GDPR – The implications for cyber and Directors and Officers insurance

With the EU General Data Protection Regulations (GDPR) set to come into place on the 25th of May this year, businesses across the UK and Europe will be wondering about the implications the regulations will have on them and what type of insurance they will need once it’s in place.
GDPR has increased interest in cyber insurance across Europe, particularly when it comes to protection against the insurable elements of the regulation and response support. This article delves into what GDPR is, who is liable, the effects on your current insurance policy and what you can put in place to protect yourself and your business.
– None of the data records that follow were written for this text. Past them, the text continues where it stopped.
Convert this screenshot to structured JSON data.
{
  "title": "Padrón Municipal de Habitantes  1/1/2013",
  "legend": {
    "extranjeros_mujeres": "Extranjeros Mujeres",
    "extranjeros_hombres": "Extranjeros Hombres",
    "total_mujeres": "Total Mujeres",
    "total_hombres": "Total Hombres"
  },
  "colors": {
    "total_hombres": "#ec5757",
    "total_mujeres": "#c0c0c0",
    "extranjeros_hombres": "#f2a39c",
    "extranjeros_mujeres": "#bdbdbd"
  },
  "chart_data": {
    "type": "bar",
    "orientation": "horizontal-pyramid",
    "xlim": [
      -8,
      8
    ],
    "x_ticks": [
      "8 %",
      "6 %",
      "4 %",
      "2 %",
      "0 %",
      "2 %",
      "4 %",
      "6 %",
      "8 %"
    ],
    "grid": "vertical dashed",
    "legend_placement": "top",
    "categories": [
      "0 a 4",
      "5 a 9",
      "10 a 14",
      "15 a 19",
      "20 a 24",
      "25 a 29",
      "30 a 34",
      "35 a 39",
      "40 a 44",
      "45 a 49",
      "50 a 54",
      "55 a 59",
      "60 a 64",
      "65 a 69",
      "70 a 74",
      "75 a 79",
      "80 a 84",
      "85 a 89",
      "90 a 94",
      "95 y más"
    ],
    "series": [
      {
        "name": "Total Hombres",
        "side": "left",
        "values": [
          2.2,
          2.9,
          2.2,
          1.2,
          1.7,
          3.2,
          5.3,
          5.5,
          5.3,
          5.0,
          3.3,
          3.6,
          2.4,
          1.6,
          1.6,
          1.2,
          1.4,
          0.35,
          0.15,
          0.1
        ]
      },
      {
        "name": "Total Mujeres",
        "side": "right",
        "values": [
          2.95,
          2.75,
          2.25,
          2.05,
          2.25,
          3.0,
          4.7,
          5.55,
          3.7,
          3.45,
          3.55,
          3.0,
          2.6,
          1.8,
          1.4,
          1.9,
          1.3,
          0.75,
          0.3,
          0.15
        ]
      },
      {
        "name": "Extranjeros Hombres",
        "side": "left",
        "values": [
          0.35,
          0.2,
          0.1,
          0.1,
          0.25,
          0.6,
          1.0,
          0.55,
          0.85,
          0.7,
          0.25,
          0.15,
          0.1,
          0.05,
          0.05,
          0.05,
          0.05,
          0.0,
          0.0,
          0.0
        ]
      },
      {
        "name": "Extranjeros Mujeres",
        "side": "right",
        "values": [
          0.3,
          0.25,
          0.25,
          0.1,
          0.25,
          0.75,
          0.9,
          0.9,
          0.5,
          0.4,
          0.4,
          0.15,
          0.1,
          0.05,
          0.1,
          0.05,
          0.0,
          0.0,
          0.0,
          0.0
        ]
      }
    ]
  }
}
GDPR – The implications for cyber and Directors and Officers insurance

The date for implementation of the EU’s General Data Protection Regulation (GDPR) is fast approaching. From the 25th of May, businesses across the UK and Europe will have to adhere to a strict code of conduct when it comes to the use and access of citizens data, or face punishment if they don’t.
New protections include regulations on the public’s right to access their data, the right to have it erased or corrected, and the right to object to profiling and direct marketing.
GDPR will have ramifications for all businesses, particularly if they are not compliant. Organisations could face fines of up to 4% of annual worldwide turnover if they do not meet regulatory standards, that is a huge sum of money that could put many businesses in financial difficulty.
Because of this, companies are now looking at how prepared they are for GDPR, both in terms of their data breach response plans and the personal data they already hold. As businesses look to ensure they are protected once the regulations are implemented, many will be looking at what elements of GDPR are insurable so that they are protected if they are in breach of legislation.
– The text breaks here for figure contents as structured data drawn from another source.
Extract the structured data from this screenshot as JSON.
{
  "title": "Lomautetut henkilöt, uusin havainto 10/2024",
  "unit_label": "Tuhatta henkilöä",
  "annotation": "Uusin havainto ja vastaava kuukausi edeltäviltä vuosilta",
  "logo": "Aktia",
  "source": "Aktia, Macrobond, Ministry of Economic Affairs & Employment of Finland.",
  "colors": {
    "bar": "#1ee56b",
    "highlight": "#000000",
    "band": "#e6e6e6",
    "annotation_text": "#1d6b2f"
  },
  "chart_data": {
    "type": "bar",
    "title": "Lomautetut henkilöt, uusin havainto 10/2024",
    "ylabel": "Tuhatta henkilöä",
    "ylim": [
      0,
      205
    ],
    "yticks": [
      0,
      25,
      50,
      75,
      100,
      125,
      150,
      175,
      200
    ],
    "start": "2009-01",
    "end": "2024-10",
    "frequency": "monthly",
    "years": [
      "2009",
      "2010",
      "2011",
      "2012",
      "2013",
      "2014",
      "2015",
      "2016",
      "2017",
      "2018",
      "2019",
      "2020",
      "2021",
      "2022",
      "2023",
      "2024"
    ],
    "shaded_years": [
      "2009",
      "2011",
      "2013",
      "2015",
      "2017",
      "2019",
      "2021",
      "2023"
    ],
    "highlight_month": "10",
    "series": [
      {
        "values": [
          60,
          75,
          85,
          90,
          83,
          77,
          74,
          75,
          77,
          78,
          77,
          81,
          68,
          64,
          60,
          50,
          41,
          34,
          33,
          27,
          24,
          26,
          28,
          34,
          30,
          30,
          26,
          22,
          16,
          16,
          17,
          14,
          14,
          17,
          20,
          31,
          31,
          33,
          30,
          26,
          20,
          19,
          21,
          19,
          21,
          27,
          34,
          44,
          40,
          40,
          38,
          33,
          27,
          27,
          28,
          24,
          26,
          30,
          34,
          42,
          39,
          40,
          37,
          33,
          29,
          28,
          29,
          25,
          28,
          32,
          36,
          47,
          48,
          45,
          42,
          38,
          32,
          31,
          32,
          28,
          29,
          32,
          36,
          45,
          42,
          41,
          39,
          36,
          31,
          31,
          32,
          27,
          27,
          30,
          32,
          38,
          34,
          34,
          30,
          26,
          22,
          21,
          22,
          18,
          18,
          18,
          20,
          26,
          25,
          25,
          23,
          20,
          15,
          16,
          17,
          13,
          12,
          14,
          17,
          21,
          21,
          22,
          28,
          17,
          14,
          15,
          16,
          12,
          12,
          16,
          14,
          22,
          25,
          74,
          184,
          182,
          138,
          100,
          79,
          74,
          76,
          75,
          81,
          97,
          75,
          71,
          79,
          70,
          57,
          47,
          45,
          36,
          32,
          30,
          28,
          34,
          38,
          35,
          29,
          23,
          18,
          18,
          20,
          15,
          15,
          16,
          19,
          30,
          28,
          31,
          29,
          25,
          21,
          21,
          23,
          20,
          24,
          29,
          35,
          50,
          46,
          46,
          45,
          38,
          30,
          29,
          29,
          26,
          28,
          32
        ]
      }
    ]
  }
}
Will cyber insurance cover GDPR?

GDPR has increased interest in cyber insurance across Europe, not just to protect against the insurable elements of the regulations, but also for breach response support. Firms will need to inform customers if they have suffered an attack and been breached and as such, businesses should be looking to purchase well-designed policies that cover IT, legal and PR assistance during a cyber-attack.
For companies with large amounts of personal data, notifying individuals of a breach ‘which is likely to result in a high risk to the rights and freedoms of individuals’ will be expensive and time-consuming. These costs are insurable under a cyber policy, including follow up credit and ID monitoring.
As well as this, standalone cyber insurance will cover fines to the extent they are insurable by law. However, the extent to which insurance proceeds can be used to recoup the cost of regulator penalties under GDPR is a grey area which will need to be tested in the courts.
In terms of liability claims, anyone who suffers damage as a result of a data breach will have the right to receive compensation from the company involved. A cyber policy will cover the defence costs and liability claims resulting from a breach of confidential information.
The financial consequences of a data breach will increase the loss estimates attached to data protection on a company’s risk register. Risk managers should examine the effectiveness of cyber policies already bought, especially indemnity limits. Whereas buyers of cyber policies would start with limits of between £10-20 million, recently new buyers have been starting with cover in excess of £200 million.

Board liability for GDPR

Organisations across the world are becoming increasingly concerned that they can be held personally liable for a cyber breach. For example, four cases have been brought against directors in America for attacks, including large corporations such as Target and Home Depot executives. Although all cases were dismissed and settled out of court, given that data breaches are an established feature of corporate life, cyber related Directors and Officers litigation is expected to continue in the US.
Once GDPR is enforced, the question many European boards will be asking is will this trend be repeated here? The financial impact of a major data breach can be huge, with the average cost of a data breach hitting $4 million according to IBM. Directors are right to be concerned about their fiduciary obligations and should look at what they can do to protect themselves and the organisation should a they be breached.
An effective Directors and Officers policy which doesn’t contain any specific exclusions will cover a such a threat. It’s going to be interesting to see whether there will be any successful Directors and Officers claims as a result of non-compliance with GDPR. Even if a claim isn’t successful, the cover against the cost of mounting a defence will prove useful.
No organisations will be exempt once GDPR is in place, and staff such as Risk Managers should be talking to their boards to educate them about how to ensure they are in line with regulations. If they can show that they take cyber security seriously and have robust defences in place, then they are protecting their personal liability as well as helping keep the organisation secure. One way to demonstrate a commitment to security is through purchasing a robust cyber security insurance policy that will protect the businesses interests going forward.